A Justiça Federal decidiu pela transferência de Paulo Cézar Souza Nascimento Júnior, um dos principais líderes do Primeiro Comando da Capital (PCC), de um presídio de segurança máxima para um hospital psiquiátrico. A medida, autorizada em junho, tem como base um laudo médico que atesta a grave condição de saúde mental do preso.
Com 53 anos, Paulinho Neblina estava detido há oito anos na Penitenciária Federal de Campo Grande, no Mato Grosso do Sul. A decisão de sua transferência para o Hospital de Custódia e Tratamento Psiquiátrico (HTCP) em Taubaté, São Paulo, foi fundamentada em um laudo de insanidade mental, recebido pelo Tribunal de Justiça do Mato Grosso do Sul em 11 de maio deste ano. O documento revela que o detento apresenta sintomas psicóticos severos, incluindo delírios persecutórios e alucinações auditivas, além de sinais da rara Síndrome de Capgras.
Esses sintomas, de acordo com o laudo, têm se intensificado desde o início de 2023, resultando em episódios de automutilação e recusa alimentar, sendo que Paulinho apenas aceita alimentos fornecidos por sua esposa. O diagnóstico médico aponta transtorno bipolar afetivo e um histórico de episódios depressivos com sintomas psicóticos. Além disso, ele sofre da doença de Crohn, uma condição crônica que demanda acompanhamento constante.

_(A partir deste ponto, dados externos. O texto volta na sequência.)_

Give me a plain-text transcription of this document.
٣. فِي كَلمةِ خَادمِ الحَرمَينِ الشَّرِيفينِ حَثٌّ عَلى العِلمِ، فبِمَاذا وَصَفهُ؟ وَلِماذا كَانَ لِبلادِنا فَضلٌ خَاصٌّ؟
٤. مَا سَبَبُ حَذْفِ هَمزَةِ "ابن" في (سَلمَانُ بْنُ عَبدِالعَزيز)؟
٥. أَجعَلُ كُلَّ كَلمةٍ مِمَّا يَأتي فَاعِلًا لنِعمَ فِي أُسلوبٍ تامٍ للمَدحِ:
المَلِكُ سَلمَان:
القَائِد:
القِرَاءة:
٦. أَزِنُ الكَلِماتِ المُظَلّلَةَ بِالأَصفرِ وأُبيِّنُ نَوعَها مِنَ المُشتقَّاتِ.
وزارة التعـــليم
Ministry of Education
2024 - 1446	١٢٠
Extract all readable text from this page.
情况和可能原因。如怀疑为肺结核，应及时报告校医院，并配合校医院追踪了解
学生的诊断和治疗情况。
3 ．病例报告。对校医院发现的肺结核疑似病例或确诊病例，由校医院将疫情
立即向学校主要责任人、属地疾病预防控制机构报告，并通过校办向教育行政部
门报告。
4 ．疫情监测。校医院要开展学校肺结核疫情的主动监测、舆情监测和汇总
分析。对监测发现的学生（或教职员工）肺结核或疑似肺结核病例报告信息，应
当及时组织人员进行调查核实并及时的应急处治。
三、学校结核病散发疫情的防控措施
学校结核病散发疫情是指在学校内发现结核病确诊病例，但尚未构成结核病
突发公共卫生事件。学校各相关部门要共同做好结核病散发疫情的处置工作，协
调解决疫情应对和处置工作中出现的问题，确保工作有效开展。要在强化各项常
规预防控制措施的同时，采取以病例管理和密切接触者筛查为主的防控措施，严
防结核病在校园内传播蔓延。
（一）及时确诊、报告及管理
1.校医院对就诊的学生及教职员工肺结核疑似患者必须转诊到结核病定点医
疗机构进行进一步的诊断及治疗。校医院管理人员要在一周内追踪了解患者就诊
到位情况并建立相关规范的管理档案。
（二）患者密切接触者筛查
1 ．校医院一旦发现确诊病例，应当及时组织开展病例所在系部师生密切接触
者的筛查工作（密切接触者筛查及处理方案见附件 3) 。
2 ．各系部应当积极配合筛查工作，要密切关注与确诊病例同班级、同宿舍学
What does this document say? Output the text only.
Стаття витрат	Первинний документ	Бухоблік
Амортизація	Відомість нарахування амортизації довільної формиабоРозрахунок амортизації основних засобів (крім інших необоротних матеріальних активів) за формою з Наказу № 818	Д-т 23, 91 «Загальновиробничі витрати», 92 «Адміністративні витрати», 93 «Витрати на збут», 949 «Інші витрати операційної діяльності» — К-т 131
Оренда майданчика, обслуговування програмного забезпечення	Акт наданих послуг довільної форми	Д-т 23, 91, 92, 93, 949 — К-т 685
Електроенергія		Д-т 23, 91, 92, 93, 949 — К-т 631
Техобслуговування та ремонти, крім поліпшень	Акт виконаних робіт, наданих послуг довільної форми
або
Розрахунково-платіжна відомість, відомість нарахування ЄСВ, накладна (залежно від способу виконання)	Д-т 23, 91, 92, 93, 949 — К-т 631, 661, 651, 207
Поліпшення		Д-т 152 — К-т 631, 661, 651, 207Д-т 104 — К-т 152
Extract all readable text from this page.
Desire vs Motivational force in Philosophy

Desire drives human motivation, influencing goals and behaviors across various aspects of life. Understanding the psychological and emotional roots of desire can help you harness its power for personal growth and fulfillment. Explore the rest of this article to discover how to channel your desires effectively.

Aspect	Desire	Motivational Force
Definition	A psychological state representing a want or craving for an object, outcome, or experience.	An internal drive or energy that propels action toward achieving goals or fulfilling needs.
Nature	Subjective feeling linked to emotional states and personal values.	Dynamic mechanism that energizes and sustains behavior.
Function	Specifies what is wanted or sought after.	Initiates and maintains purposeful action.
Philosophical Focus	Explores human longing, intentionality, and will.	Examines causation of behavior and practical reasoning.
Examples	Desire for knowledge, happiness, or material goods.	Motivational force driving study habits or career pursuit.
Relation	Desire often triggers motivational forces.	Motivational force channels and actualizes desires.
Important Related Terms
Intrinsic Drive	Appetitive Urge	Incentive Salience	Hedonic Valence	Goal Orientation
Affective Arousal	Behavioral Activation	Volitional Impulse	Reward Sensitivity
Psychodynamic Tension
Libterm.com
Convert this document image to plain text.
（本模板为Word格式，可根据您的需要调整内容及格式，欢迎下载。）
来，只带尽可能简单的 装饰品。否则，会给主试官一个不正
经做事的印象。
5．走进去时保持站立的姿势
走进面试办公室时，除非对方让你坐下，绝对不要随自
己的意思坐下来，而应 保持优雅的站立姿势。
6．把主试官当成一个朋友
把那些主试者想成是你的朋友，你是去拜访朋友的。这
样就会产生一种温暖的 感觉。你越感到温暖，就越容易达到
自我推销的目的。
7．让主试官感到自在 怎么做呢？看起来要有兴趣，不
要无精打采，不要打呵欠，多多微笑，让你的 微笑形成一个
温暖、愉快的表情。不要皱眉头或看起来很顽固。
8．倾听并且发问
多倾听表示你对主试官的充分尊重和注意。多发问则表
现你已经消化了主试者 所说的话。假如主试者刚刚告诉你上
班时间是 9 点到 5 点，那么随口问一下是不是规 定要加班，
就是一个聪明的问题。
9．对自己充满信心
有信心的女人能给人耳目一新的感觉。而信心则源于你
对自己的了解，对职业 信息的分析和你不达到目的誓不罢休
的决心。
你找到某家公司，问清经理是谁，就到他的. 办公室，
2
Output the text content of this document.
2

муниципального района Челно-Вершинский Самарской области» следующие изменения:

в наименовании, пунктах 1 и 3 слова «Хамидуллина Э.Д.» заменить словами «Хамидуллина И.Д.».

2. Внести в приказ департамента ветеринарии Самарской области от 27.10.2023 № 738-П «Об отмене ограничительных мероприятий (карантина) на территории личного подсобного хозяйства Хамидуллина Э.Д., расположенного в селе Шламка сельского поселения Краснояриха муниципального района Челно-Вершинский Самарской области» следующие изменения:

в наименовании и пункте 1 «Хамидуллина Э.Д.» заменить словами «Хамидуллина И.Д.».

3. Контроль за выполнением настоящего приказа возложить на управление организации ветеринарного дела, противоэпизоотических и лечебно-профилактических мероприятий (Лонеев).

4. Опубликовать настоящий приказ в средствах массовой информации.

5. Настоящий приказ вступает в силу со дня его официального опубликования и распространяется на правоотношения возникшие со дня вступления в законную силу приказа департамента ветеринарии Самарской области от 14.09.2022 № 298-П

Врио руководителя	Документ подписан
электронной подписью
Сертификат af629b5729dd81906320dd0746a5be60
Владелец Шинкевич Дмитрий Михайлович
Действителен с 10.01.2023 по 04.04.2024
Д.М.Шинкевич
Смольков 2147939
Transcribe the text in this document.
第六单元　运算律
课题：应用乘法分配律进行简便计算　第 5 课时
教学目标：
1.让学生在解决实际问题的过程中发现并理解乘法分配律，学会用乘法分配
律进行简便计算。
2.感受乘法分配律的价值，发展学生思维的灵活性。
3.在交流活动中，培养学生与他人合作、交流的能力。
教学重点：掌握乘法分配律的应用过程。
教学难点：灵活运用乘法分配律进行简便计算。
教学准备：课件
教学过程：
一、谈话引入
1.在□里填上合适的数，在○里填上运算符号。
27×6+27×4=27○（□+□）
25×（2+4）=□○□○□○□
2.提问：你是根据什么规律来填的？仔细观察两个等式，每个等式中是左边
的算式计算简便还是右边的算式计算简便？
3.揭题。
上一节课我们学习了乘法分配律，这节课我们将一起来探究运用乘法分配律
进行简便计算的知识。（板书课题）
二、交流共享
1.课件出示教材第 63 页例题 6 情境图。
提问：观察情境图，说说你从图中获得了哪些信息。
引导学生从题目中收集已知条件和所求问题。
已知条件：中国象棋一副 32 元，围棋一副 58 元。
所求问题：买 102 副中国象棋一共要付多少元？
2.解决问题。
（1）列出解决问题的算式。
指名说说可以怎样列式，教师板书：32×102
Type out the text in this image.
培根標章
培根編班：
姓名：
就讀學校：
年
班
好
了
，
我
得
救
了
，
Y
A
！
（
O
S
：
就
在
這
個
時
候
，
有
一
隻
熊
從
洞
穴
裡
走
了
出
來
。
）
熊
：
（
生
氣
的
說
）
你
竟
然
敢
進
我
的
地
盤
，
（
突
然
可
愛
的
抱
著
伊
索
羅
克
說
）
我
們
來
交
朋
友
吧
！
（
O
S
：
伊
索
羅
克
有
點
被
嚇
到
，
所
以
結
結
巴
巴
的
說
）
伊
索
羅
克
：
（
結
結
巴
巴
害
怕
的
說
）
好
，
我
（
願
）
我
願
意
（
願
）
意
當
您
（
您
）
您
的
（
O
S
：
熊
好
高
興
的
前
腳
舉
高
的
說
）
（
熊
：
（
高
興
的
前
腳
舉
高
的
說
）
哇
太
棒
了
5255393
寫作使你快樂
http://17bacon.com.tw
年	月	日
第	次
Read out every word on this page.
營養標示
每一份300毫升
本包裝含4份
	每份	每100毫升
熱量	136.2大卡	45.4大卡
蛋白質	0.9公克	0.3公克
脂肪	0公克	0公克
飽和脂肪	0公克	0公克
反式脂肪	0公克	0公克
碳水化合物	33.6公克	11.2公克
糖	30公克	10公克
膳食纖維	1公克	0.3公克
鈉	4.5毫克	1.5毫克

A decisão de transferir o preso foi sustentada pelo artigo 183 da Lei de Execução Penal, que permite a substituição de penas por medidas de segurança quando a doença mental se manifesta após a condenação. Também foi considerada a resolução nº 24 do Sistema Penitenciário Federal, que determina o retorno do detento ao estado de origem quando o tratamento necessário não pode ser realizado em presídios federais.
O laudo médico destaca que o isolamento prolongado, característica comum nos presídios de segurança máxima, pode ser um fator agravante para os sintomas do detento. Apesar do uso de medicamentos, como a Clozapina, não houve melhora significativa no quadro clínico de Paulo Cézar.
Além das questões relacionadas à saúde mental, o PCC tem sido associado a uma série de investigações sobre atividades ilícitas, incluindo um esquema de procedimentos estéticos realizados por médicos que atendiam presos da facção. Paulinho Neblina foi mencionado em investigações que revelaram a realização de tratamentos como botox e clareamento dentário, com a participação de uma organização que operava dentro do sistema penitenciário.
Recentemente, a Polícia Civil divulgou um relatório investigativo que sugere que a ONG Pacto Social e Carcerário pode ser um braço do PCC, com familiares de detentos entrevistados para um documentário na Netflix, intitulado 'O Grito'. O filme apresenta uma análise crítica do sistema prisional brasileiro e suas ligações com o crescimento das facções criminosas.
A transferência de Paulo Cézar para um hospital psiquiátrico levanta importantes questões sobre o tratamento de doenças mentais no sistema prisional e a necessidade de uma abordagem mais humana e eficaz para os detentos que enfrentam essas condições.